For decades, Congressman John Dingell (D-Dearborn) has used his high ranking on the House Committee on Energy and Commerce to oversee legislation key to the state of Michigan and the auto industry.
Now, with Michigan’s economy tanking and the auto industry in shambles, another member of Congress seeks to replace Dingell atop the committee.
Today, Congressman Henry Waxman of California, the Energy and Commerce committee, will challenge the 82-year-old Dingell, who’s served in Congress for 54 years and chairs the committee.
Nadeam Elshami, a spokesman for House Speaker Nancy Pelosi, said the matter would be considered by the Democratic Steering Committee this morning and would go before the Democratic Caucus on Thursday. The caucus will have the final vote whether Dingell retains his chairmanship.

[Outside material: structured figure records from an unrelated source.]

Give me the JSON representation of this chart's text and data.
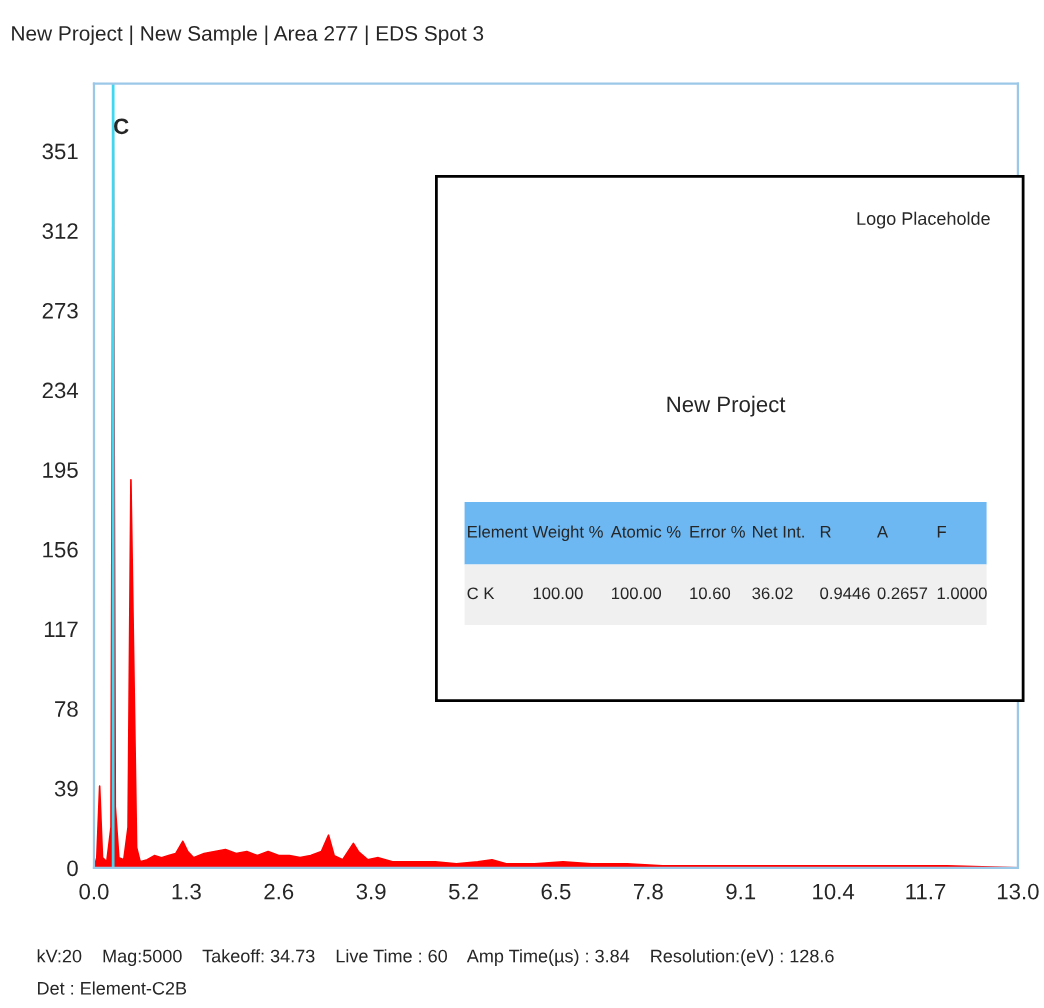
{
  "chart_data": {
    "type": "area",
    "title": "New Project | New Sample | Area 277 | EDS Spot 3",
    "x": [
      0.0,
      0.04,
      0.08,
      0.12,
      0.18,
      0.24,
      0.27,
      0.3,
      0.35,
      0.42,
      0.48,
      0.52,
      0.56,
      0.6,
      0.65,
      0.75,
      0.85,
      0.95,
      1.05,
      1.15,
      1.25,
      1.32,
      1.4,
      1.55,
      1.7,
      1.85,
      2.0,
      2.15,
      2.3,
      2.45,
      2.6,
      2.75,
      2.9,
      3.05,
      3.2,
      3.3,
      3.38,
      3.5,
      3.65,
      3.72,
      3.85,
      4.0,
      4.2,
      4.5,
      4.8,
      5.1,
      5.4,
      5.6,
      5.8,
      6.2,
      6.6,
      7.0,
      7.5,
      8.0,
      9.0,
      10.0,
      11.0,
      12.0,
      13.0
    ],
    "series": [
      {
        "color": "#ff0000",
        "values": [
          0,
          5,
          40,
          5,
          3,
          20,
          370,
          30,
          5,
          4,
          20,
          190,
          100,
          10,
          3,
          4,
          6,
          5,
          6,
          7,
          13,
          8,
          5,
          7,
          8,
          9,
          7,
          8,
          6,
          8,
          6,
          6,
          5,
          6,
          8,
          16,
          6,
          4,
          12,
          8,
          4,
          5,
          3,
          3,
          3,
          2,
          3,
          4,
          2,
          2,
          3,
          2,
          2,
          1,
          1,
          1,
          1,
          1,
          0
        ]
      }
    ],
    "xlim": [
      0,
      13.0
    ],
    "ylim": [
      0,
      384
    ],
    "xticks": [
      {
        "value": 0,
        "label": "0.0"
      },
      {
        "value": 1.3,
        "label": "1.3"
      },
      {
        "value": 2.6,
        "label": "2.6"
      },
      {
        "value": 3.9,
        "label": "3.9"
      },
      {
        "value": 5.2,
        "label": "5.2"
      },
      {
        "value": 6.5,
        "label": "6.5"
      },
      {
        "value": 7.8,
        "label": "7.8"
      },
      {
        "value": 9.1,
        "label": "9.1"
      },
      {
        "value": 10.4,
        "label": "10.4"
      },
      {
        "value": 11.7,
        "label": "11.7"
      },
      {
        "value": 13.0,
        "label": "13.0"
      }
    ],
    "yticks": [
      0,
      39,
      78,
      117,
      156,
      195,
      234,
      273,
      312,
      351
    ],
    "ref_lines": [
      {
        "axis": "x",
        "value": 0.27,
        "label": "C",
        "color": "#40d8f0"
      }
    ],
    "grid": false,
    "annotations": [
      "Logo Placeholde",
      "New Project",
      "Element",
      "Weight %",
      "Atomic %",
      "Error %",
      "Net Int.",
      "R",
      "A",
      "F",
      "C K",
      "100.00",
      "100.00",
      "10.60",
      "36.02",
      "0.9446",
      "0.2657",
      "1.0000",
      "kV:20    Mag:5000    Takeoff: 34.73    Live Time : 60    Amp Time(µs) : 3.84    Resolution:(eV) : 128.6",
      "Det : Element-C2B"
    ]
  }
}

Richard Hall, a professor at the Ford School of Public Policy and co-author of “The Committee Assignment Process and the Conditional Nature of Committee Bias,” a book about Congressional committees, said he expects Dingell to hold the chairmanship.
“I’ll be really surprised if Waxman is able to shove Dingell aside,” he said. “Even if he loses in the Steering Committee, it doesn’t mean he will lose in the caucus.”
But Hall said that if Dingell loses his chairmanship, the implications for the state could be far-reaching.
“The Energy and Commerce Committee has a huge jurisdiction, including just about anything that moves or makes noise, anything that’s bought or sold, the air you breathe and much more,” he said. “Summing across all of those issues, Dingell’s representation of Michigan’s interests must be huge.”
Aside from Detroit’s struggling automotive field, which is seeking a $25 billion bailout from Congress, Michigan has an unemployment rate of 8.7 percent, the nation’s second-highest.
Waxman announced his intention to seek the chairmanship in a statement released Nov. 5.
“Enacting comprehensive energy, climate and health care reform will not be easy,” Waxman’s statement said. “But my record shows that I have the skill and ability to build consensus and deliver legislation that improves the lives of all Americans.”
Dingell’s chairmanship has allowed him to have significant influence over the committee, which oversees the issues of consumer protection, energy, health care and transportation. Dingell’s biggest critics — mostly environmental groups — believe the state’s longest-serving congressman has acted as a shield for the auto industry by setting lax efficiency standards on cars.
Jodi Seth, the Committee on Energy and Commerce spokeswoman for Dingell, said she was confident Dingell would continue to serve as the committee’s chairman.
“To date, this challenge appears to mainly have engendered an outpouring of support for Mr. Dingell,” she said in an e-mail interview. “Mr. Dingell enjoys support from a diverse range of members within the Democratic Caucus representing different backgrounds, different regions of the country and varying points on the political spectrum.”
Seth said Dingell is the most qualified candidate and he has been reaching out to other members of Congress to make his case.
“Quite simply, his experience, and his legislative expertise make him the best qualified to lead the Committee,” she said. “Mr. Dingell has been an effective Chairman and there really is no basis for this challenge.”